6 de agosto de 2022

Sarah Maldoror milita em "Sambizanga" sem espetacularizar a tortura

Filme da cineasta negra pioneira tem exibição gratuita na Mostra Ecofalante, em São Paulo, neste domingo (7)

Inácio Araujo

Folha de S.Paulo

Cena do filme "Sambizanga", de 1972, dirigido pela cineasta e poeta Sarah Maldoror - Reprodução

"SAMBIZANGA" ★★★☆☆

Quando Dom., às 17h30 Onde Cinemateca Brasileira - lgo. Sen. Raul Cardoso, 207, Vila Clementino, São Paulo Preço Grátis Elenco Elisa Andrade, Domingos de Oliveira e Jean M’Vondo Produção Angola, França, 1972 Direção Sarah Maldoror

"Sambizanga" reserva algumas surpresas. A primeira está no pseudônimo da diretora: Sarah Maldoror. O nome do poema em prosa de Lautréamont, o maldito dos malditos, inspira respeito: não é para ser usado sem mais nem menos. Mas é assim que Sarah Ducados, negra de nacionalidade francesa, assinava seus trabalhos.
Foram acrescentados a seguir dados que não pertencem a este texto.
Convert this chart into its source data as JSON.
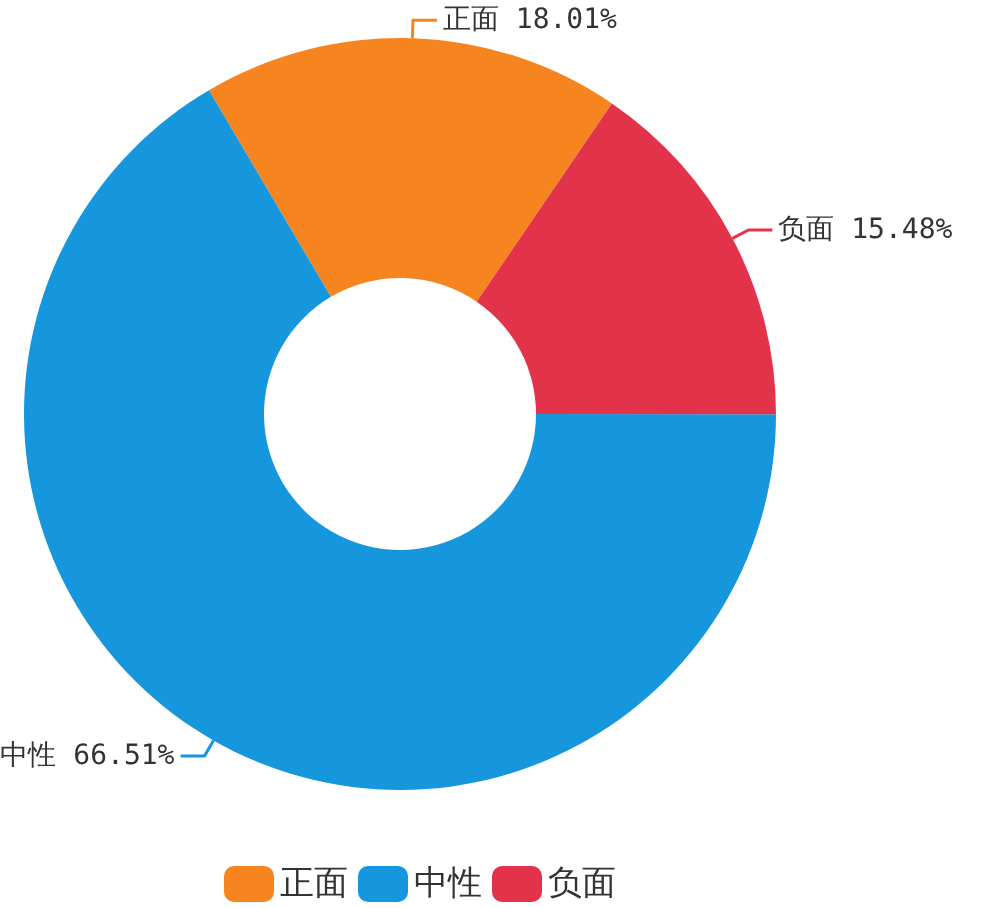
{
  "chart_data": {
    "type": "donut",
    "categories": [
      "正面",
      "中性",
      "负面"
    ],
    "values": [
      18.01,
      66.51,
      15.48
    ],
    "value_labels": [
      "18.01%",
      "66.51%",
      "15.48%"
    ],
    "colors": [
      "#f7851f",
      "#1696dc",
      "#e3334b"
    ],
    "legend": "bottom"
  }
}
E, a julgar por esse filme de 1972 (que chega ao Ecofalante em versão devidamente restaurada), não faz mau uso do pseudônimo. Casada com o poeta e ensaísta angolano Mário Pinto de Andrade, dedicou este filme à luta pela independência do país africano.

Sua realização é de 1972, portanto dois anos antes de a Revolução dos Cravos derrubar o salazarismo e encerrar a aventura colonial portuguesa na África. Ali ela trata de Domingos Xavier (Domingos de Oliveira), um tratorista sequestrado pela Pide, a violenta polícia política lusitana da época. Sua mulher, Maria (Elisa Andrade) inicia uma peregrinação em busca do marido, indo a pé da aldeia em que vivem até Luanda, a capital.
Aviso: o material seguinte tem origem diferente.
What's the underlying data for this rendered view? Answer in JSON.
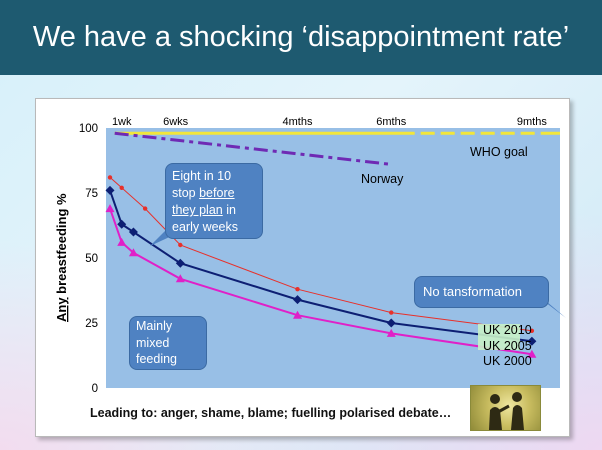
{
  "slide": {
    "title": "We have a shocking ‘disappointment rate’"
  },
  "chart_data": {
    "type": "line",
    "ylabel_underlined": "Any",
    "ylabel_rest": " breastfeeding %",
    "ylim": [
      0,
      100
    ],
    "yticks": [
      0,
      25,
      50,
      75,
      100
    ],
    "xlim_months": [
      0,
      9.6
    ],
    "time_markers": [
      {
        "label": "1wk",
        "month": 0.25
      },
      {
        "label": "6wks",
        "month": 1.4
      },
      {
        "label": "4mths",
        "month": 4
      },
      {
        "label": "6mths",
        "month": 6
      },
      {
        "label": "9mths",
        "month": 9
      }
    ],
    "series": [
      {
        "name": "UK 2010",
        "color": "#e8302a",
        "marker": "dot",
        "x": [
          0,
          0.25,
          0.75,
          1.5,
          4,
          6,
          9
        ],
        "y": [
          81,
          77,
          69,
          55,
          38,
          29,
          22
        ]
      },
      {
        "name": "UK 2005",
        "color": "#0d1f73",
        "marker": "diamond",
        "x": [
          0,
          0.25,
          0.5,
          1.5,
          4,
          6,
          9
        ],
        "y": [
          76,
          63,
          60,
          48,
          34,
          25,
          18
        ]
      },
      {
        "name": "UK 2000",
        "color": "#e020c8",
        "marker": "triangle",
        "x": [
          0,
          0.25,
          0.5,
          1.5,
          4,
          6,
          9
        ],
        "y": [
          69,
          56,
          52,
          42,
          28,
          21,
          13
        ]
      }
    ],
    "reference_lines": [
      {
        "name": "WHO goal",
        "color": "#f2e63a",
        "x": [
          0.1,
          9.6
        ],
        "y": [
          98,
          98
        ]
      },
      {
        "name": "Norway",
        "color": "#6f2ab4",
        "x": [
          0.1,
          6
        ],
        "y": [
          98,
          86
        ]
      }
    ],
    "annotations": {
      "who": "WHO goal",
      "norway": "Norway",
      "early": {
        "line1": "Eight in 10",
        "line2a": "stop ",
        "line2b": "before",
        "line3a": "they plan",
        "line3b": " in",
        "line4": "early weeks"
      },
      "mixed": [
        "Mainly",
        "mixed",
        "feeding"
      ],
      "notrans": "No tansformation"
    }
  },
  "caption": {
    "prefix": "Leading to:",
    "text": " anger, shame, blame; fuelling polarised debate…"
  }
}
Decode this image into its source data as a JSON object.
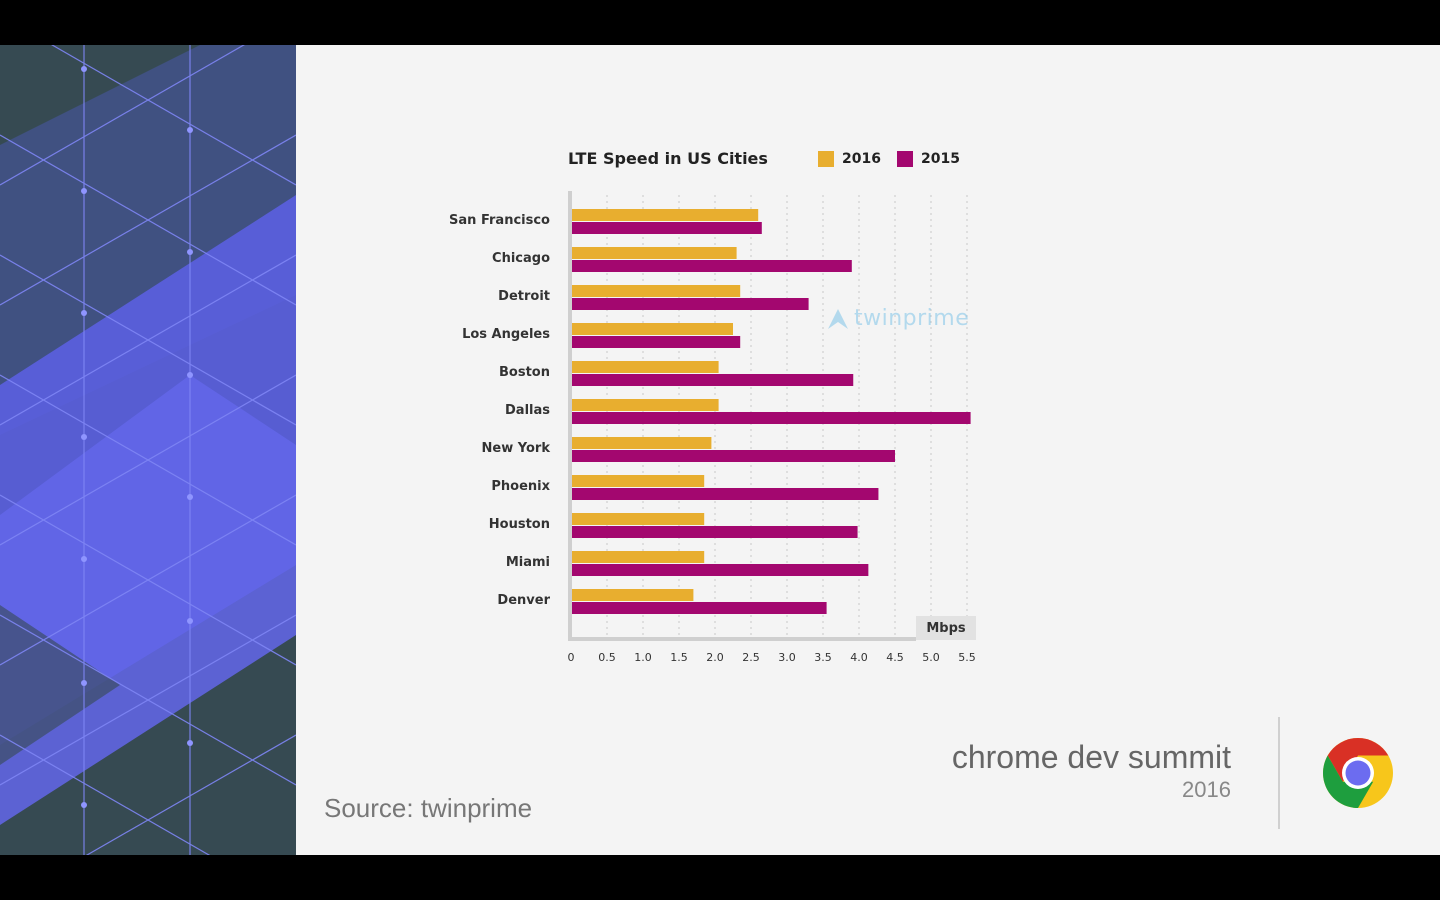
{
  "chart_data": {
    "type": "bar",
    "orientation": "horizontal",
    "title": "LTE Speed in US Cities",
    "unit_label": "Mbps",
    "categories": [
      "San Francisco",
      "Chicago",
      "Detroit",
      "Los Angeles",
      "Boston",
      "Dallas",
      "New York",
      "Phoenix",
      "Houston",
      "Miami",
      "Denver"
    ],
    "series": [
      {
        "name": "2016",
        "color": "#e8ae2f",
        "values": [
          2.6,
          2.3,
          2.35,
          2.25,
          2.05,
          2.05,
          1.95,
          1.85,
          1.85,
          1.85,
          1.7
        ]
      },
      {
        "name": "2015",
        "color": "#a3076f",
        "values": [
          2.65,
          3.9,
          3.3,
          2.35,
          3.92,
          5.55,
          4.5,
          4.27,
          3.98,
          4.13,
          3.55
        ]
      }
    ],
    "xlim": [
      0,
      5.6
    ],
    "x_ticks": [
      "0",
      "0.5",
      "1.0",
      "1.5",
      "2.0",
      "2.5",
      "3.0",
      "3.5",
      "4.0",
      "4.5",
      "5.0",
      "5.5"
    ],
    "legend": "top-right",
    "grid": true
  },
  "watermark": {
    "text": "twinprime"
  },
  "footer": {
    "source": "Source: twinprime",
    "event_title": "chrome dev summit",
    "event_year": "2016"
  },
  "colors": {
    "accent_2016": "#e8ae2f",
    "accent_2015": "#a3076f",
    "sidebar_dark": "#364a52",
    "sidebar_purple": "#5b5fe0"
  },
  "icons": {
    "logo": "chrome-logo-icon",
    "watermark": "twinprime-logo-icon"
  }
}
Essa sinopse sumária já enuncia o que é boa parte do trabalho: um filme militante característico do começo dos anos que se seguiram ao Maio de 68. Em parte é isso mesmo. Ressalte-se o bom gosto da cineasta, pois sabemos quantos filmes se perdem pela maneira como mostram a tortura, por exemplo. Aqui sabemos o quanto certos personagens são torturados, mas Maldoror em nenhum momento faz disso um espetáculo, embora deixe muito claro que a tortura fazia parte dos usos e costumes da Pide.

Mas o aspecto militante do filme é também um pretexto para Maldoror abrir as portas de Angola para os seus espectadores. Não uma Angola turística, mas tal como experimentada pelos que lá viviam naquele momento. Assim, logo de cara somos introduzidos à casa de taipa em que vivem as pessoas como Domingos e família.
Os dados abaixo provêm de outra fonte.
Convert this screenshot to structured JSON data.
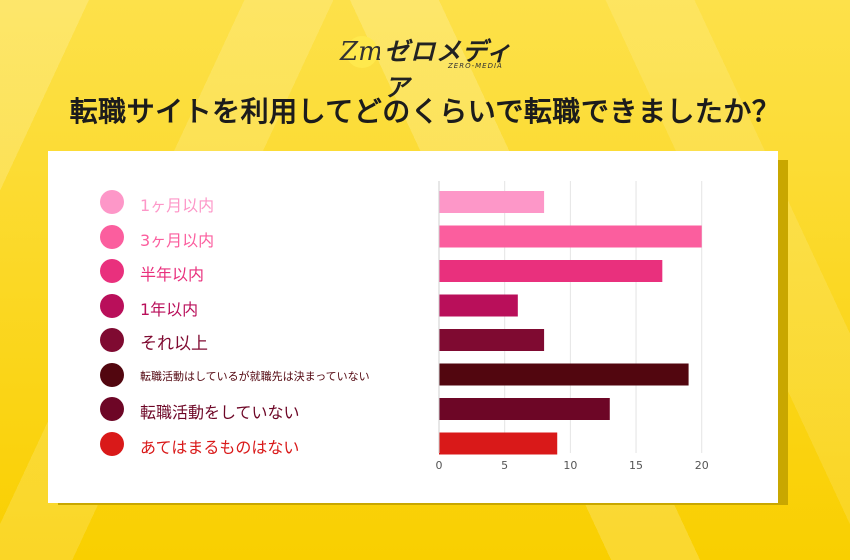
{
  "logo": {
    "text": "ゼロメディア",
    "sub": "ZERO-MEDIA",
    "mark": "Zm"
  },
  "headline": "転職サイトを利用してどのくらいで転職できましたか？",
  "chart_data": {
    "type": "bar",
    "orientation": "horizontal",
    "categories": [
      "1ヶ月以内",
      "3ヶ月以内",
      "半年以内",
      "1年以内",
      "それ以上",
      "転職活動はしているが就職先は決まっていない",
      "転職活動をしていない",
      "あてはまるものはない"
    ],
    "values": [
      8,
      20,
      17,
      6,
      8,
      19,
      13,
      9
    ],
    "colors": [
      "#fd97c8",
      "#fb5e9e",
      "#e9307d",
      "#b90f5a",
      "#7f0a31",
      "#52060f",
      "#6d0626",
      "#d91919"
    ],
    "xlim": [
      0,
      22
    ],
    "xticks": [
      "0",
      "5",
      "10",
      "15",
      "20"
    ],
    "grid": true,
    "legend": "left"
  }
}
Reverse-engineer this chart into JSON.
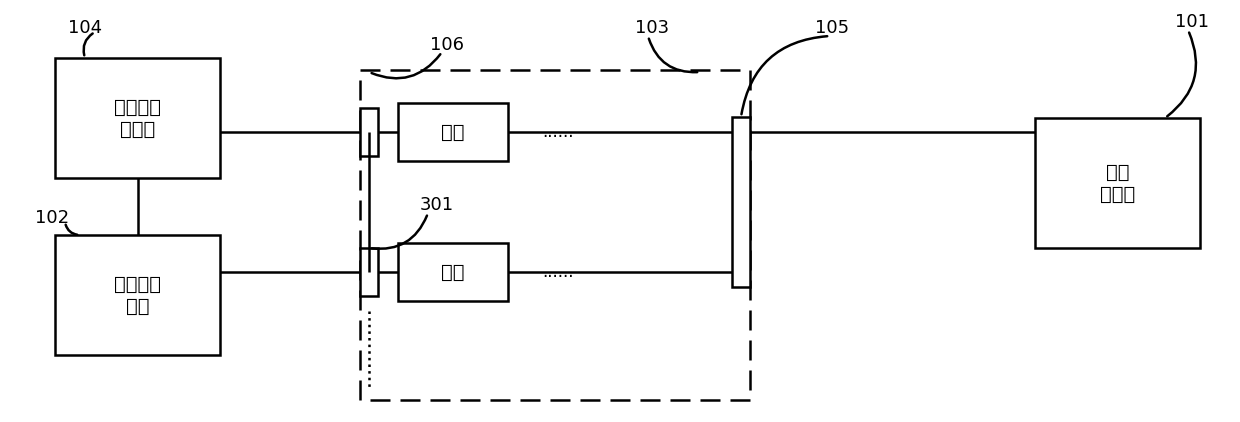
{
  "bg_color": "#ffffff",
  "label_104": "104",
  "label_102": "102",
  "label_101": "101",
  "label_103": "103",
  "label_105": "105",
  "label_106": "106",
  "label_301": "301",
  "box104_text": "待测车载\n充电机",
  "box102_text": "信号发生\n器组",
  "box101_text": "低压\n直流源",
  "switch_text": "开关",
  "dots": "......",
  "font_size_label": 13,
  "font_size_box": 14,
  "font_size_switch": 14,
  "lw": 1.8
}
Mas há também os rostos que se alternam na tela, o trabalho pesado (muito pesado), os rescaldos da ruinosa administração colonial que sobram aqui ou ali. Não só: de repente nos vemos no meio de uma feira, ou de uma praça no centro de Luanda. As paisagens se transformam: podem trazer uma capital moderna ou as montanhas do país.

Podem, e é talvez o melhor, mostrar uma rua com suas lojas que parecem lisboetas, mas quem passa por lá são pessoas descalças. O que não impede esses passantes de exibirem aqueles belos panos africanos (a versão angolana é mais discreta que a de outros lugares, mas a combinação de cores é tão rica quanto). Ou os trabalhadores de mostrarem seus rostos cobertos por chapéus.

"Sambizanga" é, em resumo, um filme modesto sobre pessoas modestas, seus modos de comer, de caminhar, de vestir e, sobretudo, de se dedicar ao outro. Naquilo que surge na tela como evidência (Maria e sua busca do marido) ou dissimulação (a militância). Sim, porque nada vemos, praticamente, de reuniões, preparação de ações e tudo mais que possa dizer respeito a um movimento independentista. Apenas uma festa, já no final do filme. A clandestinidade atinge o próprio filme: nenhum proselitismo, raros sinais exteriores de revolta. A guerra, no filme ao menos, é secreta.

Isso é outra surpresa e outra virtude: trabalha-se com uma produção hipermodesta sem perder por nenhum instante o sentido de uma rebelião que se espalha na surdina (e que invadiria o exército colonial português). Não há uma exortação à luta (embora haja um lamento, já no final). A cada segundo, porém, essa luta se faz sentir.

Porque um filme militante também pode ser assim: mostrar qual é o ânimo dos militantes, bem mais do que expor suas ideias no essencial óbvias (trata-se de um movimento nacionalista), como se dá sua luta, bem mais do que fazer demagogia em torno dela.

As virtudes do filme de Sarah Maldoror se mostram melhor quando notamos que, 50 anos depois, não perderam atualidade: permanecem como documento de uma luta feliz, porque bem-sucedida.